Un bambino che si nasconde dietro la gamba del nonno alla festa di compleanno del cuginetto, che rifiuta di giocare con gli altri al parco, che preferisce stare in disparte invece di correre e ridere con i coetanei. Chi ha nipoti sa quanto questa scena possa stringere il cuore. La timidezza infantile e l’isolamento sociale nei bambini sono tra le preoccupazioni più diffuse tra i nonni, spesso i primi a notare certi segnali proprio perché osservano i nipoti con uno sguardo diverso, meno abituato, più attento.

Timidezza o isolamento: non è la stessa cosa

Il primo errore da evitare è trattare la timidezza come un problema da risolvere a tutti i costi. La timidezza è un tratto temperamentale, non un difetto. Secondo gli studi condotti nell’ambito della psicologia dello sviluppo, circa il 15-20% dei bambini nasce con una predisposizione alla cosiddetta “inibizione comportamentale”, ovvero una maggiore sensibilità agli stimoli sociali nuovi. Questi bambini non sono rotti: semplicemente hanno bisogno di più tempo per scaldarsi.

L’isolamento sociale, invece, è qualcosa di diverso. Quando un bambino evita sistematicamente il contatto con i coetanei, mostra disagio anche in contesti familiari e sicuri, o sembra soffrire per la sua condizione, vale la pena approfondire. Non per allarmarsi, ma per capire.

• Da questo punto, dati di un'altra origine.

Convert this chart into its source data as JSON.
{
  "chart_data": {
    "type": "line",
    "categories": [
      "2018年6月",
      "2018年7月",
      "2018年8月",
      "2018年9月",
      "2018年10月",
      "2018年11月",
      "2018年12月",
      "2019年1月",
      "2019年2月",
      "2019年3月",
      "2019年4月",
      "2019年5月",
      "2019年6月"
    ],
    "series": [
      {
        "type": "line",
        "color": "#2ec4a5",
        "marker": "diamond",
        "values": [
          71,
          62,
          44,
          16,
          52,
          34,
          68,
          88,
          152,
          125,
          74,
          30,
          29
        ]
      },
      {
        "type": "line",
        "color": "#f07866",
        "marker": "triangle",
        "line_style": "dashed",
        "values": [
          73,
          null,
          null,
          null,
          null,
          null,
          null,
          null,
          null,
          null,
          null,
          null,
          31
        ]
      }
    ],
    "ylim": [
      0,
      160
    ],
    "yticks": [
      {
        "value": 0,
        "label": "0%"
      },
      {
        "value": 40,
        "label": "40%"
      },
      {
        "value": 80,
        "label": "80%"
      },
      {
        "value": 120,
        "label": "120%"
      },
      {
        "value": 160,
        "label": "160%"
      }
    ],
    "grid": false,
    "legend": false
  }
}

Il ruolo del nonno: né spingere né ignorare

I nonni si trovano spesso in una posizione delicata. Da un lato vogliono aiutare, dall’altro non vogliono scavalcare i genitori o far sentire il nipotino sotto pressione. Eppure il legame nonno-nipote ha una qualità unica: è privo di quella tensione valutativa che i bambini percepiscono (anche inconsciamente) nei genitori. Con il nonno, molti bambini timidi si sciolgono in modi che stupiscono tutti.

Proprio per questo, il nonno può diventare una figura chiave nel percorso di apertura sociale del bambino. Non come terapeuta, ma come base sicura — un concetto mutuato dalla teoria dell’attaccamento di John Bowlby — da cui il bambino può osservare il mondo e, pian piano, avvicinarsi ad esso.

Cosa può fare concretamente il nonno

Alcune strategie semplici ma efficaci possono fare la differenza nel quotidiano:

  • Non forzare le presentazioni. Evitare frasi come “Su, vai a giocare con gli altri!” che aumentano l’ansia. Meglio stare vicino al bambino e lasciare che sia lui a decidere quando avvicinarsi.
  • Creare occasioni piccole e controllate. Una merenda con un solo altro bambino vale più di una festa affollata. I contesti ridotti abbassano il carico sensoriale e relazionale.
  • Parlare con lui, non di lui. Molti adulti commentano la timidezza del bambino davanti a lui stesso. Questo rinforza l’etichetta. Meglio chiedergli come si è sentito, cosa lo ha messo a disagio, cosa gli piacerebbe fare la prossima volta.
  • Valorizzare le sue qualità osservative. I bambini più riservati sono spesso ottimi osservatori, empatici e creativi. Riconoscerlo ad alta voce cambia la narrazione che il bambino costruisce di sé stesso.

Quando coinvolgere i genitori (e gli esperti)

Se il nonno nota che il nipote soffre visibilmente per la sua difficoltà — piange prima di andare alle feste, ha mal di pancia ogni volta che deve stare con altri bambini, oppure mostra segnali di regressione — è importante condividere queste osservazioni con i genitori in modo aperto, senza allarmismi. Un confronto con il pediatra o con uno psicologo dell’età evolutiva può essere utile per capire se si tratta di timidezza fisiologica o di qualcosa che merita un supporto mirato.

Tuo nipote è timido alle feste: qual è la tua reazione?
Resto vicino senza forzare
Lo incoraggio a giocare con gli altri
Lo lascio osservare da lontano
Organizzo incontri più piccoli
Mi preoccupo e ne parlo ai genitori

I nonni che sanno ascoltare, osservare e accompagnare — senza giudicare — sono spesso il ponte più solido che un bambino timido possa avere tra il suo mondo interiore e quello degli altri.